A cada dia fica mais evidente que a história da compra, por grandes empresas, de nada menos que 33 milhões de doses – o triplo das que temos no país, hoje – era uma farsa desavergonhada. A manchete do Valor mostra que as empresas não querem ver seus nomes metidos nesta pantomima.
Mas foi estarrecedor ver, agora cedo, na Globonews, o presidente da Associação Brasileira da Indústria de Máquinas e Equipamentos, José Velloso, confirmar que a cúpula do empresariado brasileiro estaria mesmo negociando com um personagem misterioso – cuja identidade não pode ser revelada – a compra de três lotes de 11 milhões de doses da vacina Astrazêneca e que o vendedor deveria permanecer secreto para não sofrer o assédio da imprensa e a pressão de governos.
Hein? Vendedor de vacinas “incógnito”, feito -ou literalmente isso – traficante de drogas?
Aliás, diante da negativa peremptória do laboratório de que tenha vendido ou planeje vender doses para o setor privados, mas apenas para governos e instituições multilaterais (como a Covax-OMS), o que garante que a “trouxinha” de vacinas que está sendo oferecida é original e eficaz?

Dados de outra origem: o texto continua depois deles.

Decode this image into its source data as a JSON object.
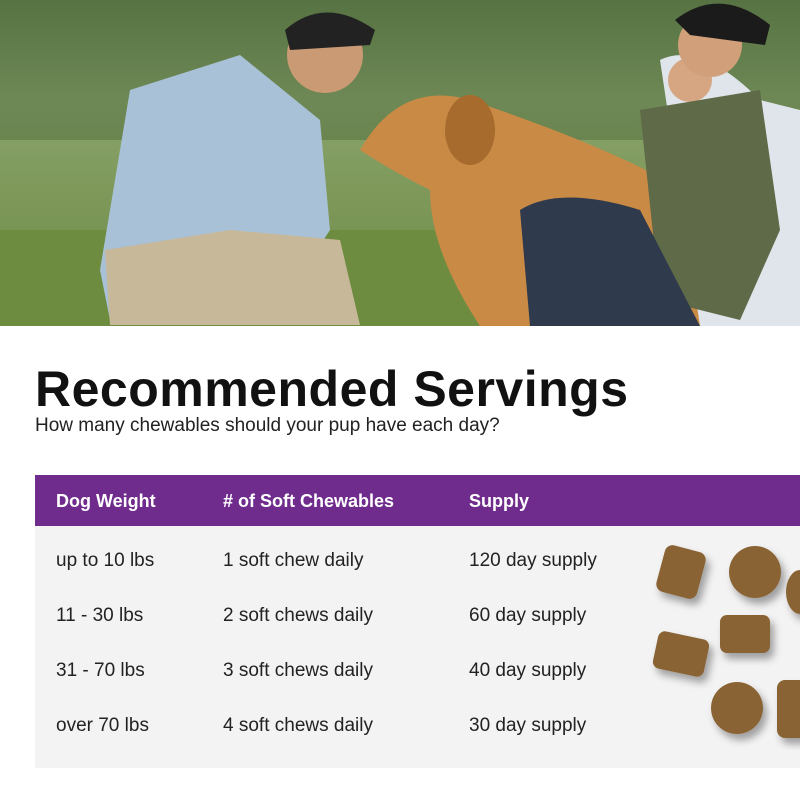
{
  "hero": {
    "alt_description": ""
  },
  "heading": {
    "title": "Recommended Servings",
    "subtitle": "How many chewables should your pup have each day?"
  },
  "table": {
    "header_color": "#6f2c8c",
    "columns": [
      "Dog Weight",
      "# of Soft Chewables",
      "Supply"
    ],
    "rows": [
      [
        "up to 10 lbs",
        "1 soft chew daily",
        "120 day supply"
      ],
      [
        "11 - 30 lbs",
        "2 soft chews daily",
        "60 day supply"
      ],
      [
        "31 - 70 lbs",
        "3 soft chews daily",
        "40 day supply"
      ],
      [
        "over 70 lbs",
        "4 soft chews daily",
        "30 day supply"
      ]
    ]
  }
}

O pior é que uma vergonha como essa é apoiada pelo governo brasileiro e pelo próprio presidente da República, mesmo quando a Astrazêneca – a fonte de abastecimento deste atravessador de colarinho branco – não entrega a matéria prima para fazermos a vacina aqui e nem antecipa, em doses prontas, o imunizante que poderia evitar milhares de mortes.
Como cidadãos e como governo, o Brasil não pode dar apoio a uma suposta venda clandestina de vacinas, a não ser que, como fazem as milícias, ache legítimo cobrar – para quem pode pagar – cobrar ágio para comprar botijão de gás, como ocorre nas áreas “dominadas” do Rio de Janeiro.